PERIPHERAL B CELL NEOPLASMS

CLL CHRONIC LYMPHOCYTIC LEUKEMIA AND SMALL LYMPHOCYTIC LEUKEMIA


DIFFER ONLY BY THE DEGREE OF PERIPHERAL LYMPHOCYTOSIS

CLL is the most common leukemi in adults in the western world

Age at diagnosis 60

2:1 male preponderance

PATHOGENESIS

Chromosomal translocations are rare.


Most common abnormality is deletions of 13q14,11q and 17p and trisomy 12q.

Some of the Ig genes of CLL are hypermutated whilst others are not suggesting
that the cell of origin can be either naive or post germinal centre B cell.

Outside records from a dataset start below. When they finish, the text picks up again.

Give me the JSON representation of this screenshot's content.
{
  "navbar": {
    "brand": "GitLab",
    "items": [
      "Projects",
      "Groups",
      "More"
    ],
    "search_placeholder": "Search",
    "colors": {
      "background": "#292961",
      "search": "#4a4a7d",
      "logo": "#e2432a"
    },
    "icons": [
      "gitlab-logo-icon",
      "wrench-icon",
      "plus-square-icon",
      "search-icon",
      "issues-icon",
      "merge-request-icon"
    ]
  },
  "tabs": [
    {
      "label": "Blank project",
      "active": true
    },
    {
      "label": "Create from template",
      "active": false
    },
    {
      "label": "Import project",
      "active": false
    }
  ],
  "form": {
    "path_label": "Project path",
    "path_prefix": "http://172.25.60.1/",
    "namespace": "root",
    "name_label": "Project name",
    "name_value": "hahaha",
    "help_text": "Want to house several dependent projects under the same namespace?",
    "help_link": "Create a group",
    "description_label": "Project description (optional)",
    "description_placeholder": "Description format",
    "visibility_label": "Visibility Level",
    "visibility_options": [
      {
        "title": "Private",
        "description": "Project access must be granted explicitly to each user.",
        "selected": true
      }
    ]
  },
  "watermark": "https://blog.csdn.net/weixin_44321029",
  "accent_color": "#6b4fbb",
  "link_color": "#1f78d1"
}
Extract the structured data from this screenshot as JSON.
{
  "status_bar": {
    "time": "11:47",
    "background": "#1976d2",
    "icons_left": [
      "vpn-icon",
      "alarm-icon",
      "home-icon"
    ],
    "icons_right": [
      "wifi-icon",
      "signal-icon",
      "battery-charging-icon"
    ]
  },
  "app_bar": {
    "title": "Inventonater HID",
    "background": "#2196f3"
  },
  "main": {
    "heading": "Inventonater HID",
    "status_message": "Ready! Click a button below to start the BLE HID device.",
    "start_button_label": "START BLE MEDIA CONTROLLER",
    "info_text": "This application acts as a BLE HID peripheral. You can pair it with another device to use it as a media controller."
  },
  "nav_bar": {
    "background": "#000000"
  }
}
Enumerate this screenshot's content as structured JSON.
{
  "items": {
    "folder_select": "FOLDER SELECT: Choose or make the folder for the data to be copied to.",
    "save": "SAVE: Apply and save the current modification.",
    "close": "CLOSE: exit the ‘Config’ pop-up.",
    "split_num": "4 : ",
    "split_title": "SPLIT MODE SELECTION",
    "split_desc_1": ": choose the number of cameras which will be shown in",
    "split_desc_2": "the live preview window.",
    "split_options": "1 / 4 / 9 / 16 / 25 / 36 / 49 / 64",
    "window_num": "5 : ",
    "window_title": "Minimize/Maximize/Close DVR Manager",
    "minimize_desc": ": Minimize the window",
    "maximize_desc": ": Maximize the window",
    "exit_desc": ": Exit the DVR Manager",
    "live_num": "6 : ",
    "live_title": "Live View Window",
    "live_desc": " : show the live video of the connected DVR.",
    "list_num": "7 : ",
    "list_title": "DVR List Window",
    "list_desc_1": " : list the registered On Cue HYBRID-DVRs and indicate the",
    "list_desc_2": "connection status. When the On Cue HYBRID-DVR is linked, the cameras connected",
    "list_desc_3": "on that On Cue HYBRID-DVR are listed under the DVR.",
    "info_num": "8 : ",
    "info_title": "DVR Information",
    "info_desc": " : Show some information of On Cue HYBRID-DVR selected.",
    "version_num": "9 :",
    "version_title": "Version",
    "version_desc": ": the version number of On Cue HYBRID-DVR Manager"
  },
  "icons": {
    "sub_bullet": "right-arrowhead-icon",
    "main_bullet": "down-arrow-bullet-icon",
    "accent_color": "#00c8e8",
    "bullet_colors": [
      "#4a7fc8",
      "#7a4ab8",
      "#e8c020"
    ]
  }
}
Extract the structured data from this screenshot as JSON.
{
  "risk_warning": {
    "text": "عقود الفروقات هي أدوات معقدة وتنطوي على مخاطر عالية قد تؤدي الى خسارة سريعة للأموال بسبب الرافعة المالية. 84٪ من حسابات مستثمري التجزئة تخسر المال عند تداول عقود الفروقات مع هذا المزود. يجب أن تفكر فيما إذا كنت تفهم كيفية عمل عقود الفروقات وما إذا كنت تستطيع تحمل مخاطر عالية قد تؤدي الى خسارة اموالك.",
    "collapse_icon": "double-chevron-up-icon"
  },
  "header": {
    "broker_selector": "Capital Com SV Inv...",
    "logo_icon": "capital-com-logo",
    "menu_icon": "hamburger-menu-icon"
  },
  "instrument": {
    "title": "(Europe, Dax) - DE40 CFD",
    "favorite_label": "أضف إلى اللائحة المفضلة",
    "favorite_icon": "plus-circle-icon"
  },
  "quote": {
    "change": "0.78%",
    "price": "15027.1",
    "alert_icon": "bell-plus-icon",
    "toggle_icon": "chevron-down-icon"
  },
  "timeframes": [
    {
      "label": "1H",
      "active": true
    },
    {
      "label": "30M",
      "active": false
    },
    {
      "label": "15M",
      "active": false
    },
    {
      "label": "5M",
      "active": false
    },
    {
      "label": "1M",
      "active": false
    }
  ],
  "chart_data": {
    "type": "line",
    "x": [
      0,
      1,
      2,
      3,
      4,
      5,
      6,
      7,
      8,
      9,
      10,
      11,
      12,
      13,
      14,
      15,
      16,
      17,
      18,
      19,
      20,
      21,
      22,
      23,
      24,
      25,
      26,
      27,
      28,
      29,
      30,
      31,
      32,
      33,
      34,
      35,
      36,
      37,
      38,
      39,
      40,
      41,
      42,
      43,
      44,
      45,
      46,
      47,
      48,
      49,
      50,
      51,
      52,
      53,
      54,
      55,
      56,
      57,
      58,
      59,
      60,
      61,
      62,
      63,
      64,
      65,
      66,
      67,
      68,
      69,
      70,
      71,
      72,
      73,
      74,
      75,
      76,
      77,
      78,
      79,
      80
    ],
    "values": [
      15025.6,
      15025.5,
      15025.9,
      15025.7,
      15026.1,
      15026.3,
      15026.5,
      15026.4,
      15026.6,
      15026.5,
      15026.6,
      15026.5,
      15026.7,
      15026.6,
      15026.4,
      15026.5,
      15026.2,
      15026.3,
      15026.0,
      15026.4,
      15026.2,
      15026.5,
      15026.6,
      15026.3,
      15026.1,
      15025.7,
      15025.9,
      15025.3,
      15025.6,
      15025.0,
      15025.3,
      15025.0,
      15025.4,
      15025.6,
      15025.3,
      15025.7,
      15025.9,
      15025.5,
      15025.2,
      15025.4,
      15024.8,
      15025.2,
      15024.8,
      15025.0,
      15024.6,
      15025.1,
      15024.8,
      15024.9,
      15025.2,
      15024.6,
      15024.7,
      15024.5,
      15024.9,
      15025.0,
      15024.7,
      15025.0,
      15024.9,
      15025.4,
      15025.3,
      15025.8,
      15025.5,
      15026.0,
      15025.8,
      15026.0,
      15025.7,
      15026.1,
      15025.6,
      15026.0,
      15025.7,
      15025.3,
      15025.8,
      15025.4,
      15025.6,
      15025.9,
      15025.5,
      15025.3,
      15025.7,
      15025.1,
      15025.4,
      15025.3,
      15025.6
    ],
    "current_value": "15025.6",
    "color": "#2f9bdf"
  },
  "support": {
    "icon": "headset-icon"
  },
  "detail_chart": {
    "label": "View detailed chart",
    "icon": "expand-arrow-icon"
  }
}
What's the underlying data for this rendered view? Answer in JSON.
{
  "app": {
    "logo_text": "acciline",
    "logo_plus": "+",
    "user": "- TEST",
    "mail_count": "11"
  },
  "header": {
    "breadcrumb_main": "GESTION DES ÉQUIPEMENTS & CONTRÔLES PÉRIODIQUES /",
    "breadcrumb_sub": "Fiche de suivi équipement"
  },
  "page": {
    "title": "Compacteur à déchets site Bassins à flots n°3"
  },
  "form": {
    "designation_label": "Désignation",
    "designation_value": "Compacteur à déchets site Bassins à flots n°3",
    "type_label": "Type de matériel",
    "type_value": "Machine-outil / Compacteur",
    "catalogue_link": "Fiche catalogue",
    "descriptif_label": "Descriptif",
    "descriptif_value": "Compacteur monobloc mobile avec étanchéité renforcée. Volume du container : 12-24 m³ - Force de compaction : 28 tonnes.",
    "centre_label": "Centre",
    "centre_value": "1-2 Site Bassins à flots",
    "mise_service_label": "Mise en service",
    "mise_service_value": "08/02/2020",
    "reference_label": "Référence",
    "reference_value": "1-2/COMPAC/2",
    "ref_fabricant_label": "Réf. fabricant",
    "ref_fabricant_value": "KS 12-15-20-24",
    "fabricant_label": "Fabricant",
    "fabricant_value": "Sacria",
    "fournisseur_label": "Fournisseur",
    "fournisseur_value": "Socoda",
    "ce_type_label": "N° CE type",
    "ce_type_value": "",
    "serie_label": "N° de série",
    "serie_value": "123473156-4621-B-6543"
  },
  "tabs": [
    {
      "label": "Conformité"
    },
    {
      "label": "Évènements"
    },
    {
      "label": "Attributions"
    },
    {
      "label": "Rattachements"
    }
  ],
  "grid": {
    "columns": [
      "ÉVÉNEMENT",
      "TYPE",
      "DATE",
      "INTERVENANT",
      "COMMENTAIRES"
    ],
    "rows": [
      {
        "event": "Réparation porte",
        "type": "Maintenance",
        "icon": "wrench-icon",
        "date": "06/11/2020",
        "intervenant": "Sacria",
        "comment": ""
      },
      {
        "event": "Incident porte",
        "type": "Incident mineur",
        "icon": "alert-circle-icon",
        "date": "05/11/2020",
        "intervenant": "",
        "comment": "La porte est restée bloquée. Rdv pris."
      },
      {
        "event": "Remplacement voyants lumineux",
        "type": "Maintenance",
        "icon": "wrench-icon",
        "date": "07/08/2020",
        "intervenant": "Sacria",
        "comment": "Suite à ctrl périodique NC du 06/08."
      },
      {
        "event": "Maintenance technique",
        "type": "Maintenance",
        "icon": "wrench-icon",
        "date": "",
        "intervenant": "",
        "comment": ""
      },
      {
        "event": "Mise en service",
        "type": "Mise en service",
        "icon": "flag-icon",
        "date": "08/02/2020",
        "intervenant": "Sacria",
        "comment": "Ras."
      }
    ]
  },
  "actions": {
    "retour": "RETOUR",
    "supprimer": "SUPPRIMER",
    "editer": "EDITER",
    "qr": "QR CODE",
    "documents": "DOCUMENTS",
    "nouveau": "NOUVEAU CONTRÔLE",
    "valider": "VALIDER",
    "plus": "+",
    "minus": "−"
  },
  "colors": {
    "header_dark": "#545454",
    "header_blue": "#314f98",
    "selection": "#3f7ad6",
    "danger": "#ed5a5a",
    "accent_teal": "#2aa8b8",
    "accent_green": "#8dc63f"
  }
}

There are also gain of function mutations in the NOTCH1

CLL and SLL seem to be confined to proliferation centers where there are
stromal cells which express NF-kB which promotes cell growth and survival.
IMMUNOHISTOTYPE: CLL/SLL express pan B cell markers and CD19,20,23 and 5

CLINICAL FEATURES: patients are usually asymptomatic at diagnosis, when


symptoms appear they are non specific.

Lymphaenopathy and hepatosplenomegaly present in 50%

Some patients develop hemolytic anemia due to antibodies produced from non
neoplastic B cells.

Median survival is 4-6 years

Symptomatic patients are treated with gentle chemo, young patients can
benefit from stem cell transplantation.

BTK inhibitors also therapy

Sometimes the CLL can transform into diffuse large B-cell lymphoma which has
a poor prognosis.

FOLLICULAR LYMPHOMA

MOST COMMON FORM OF INDOLENT NHL

BCL2 CHROMOSOMAL TRANSLOCATIONS IN GERMINAL CENTER B CELLS.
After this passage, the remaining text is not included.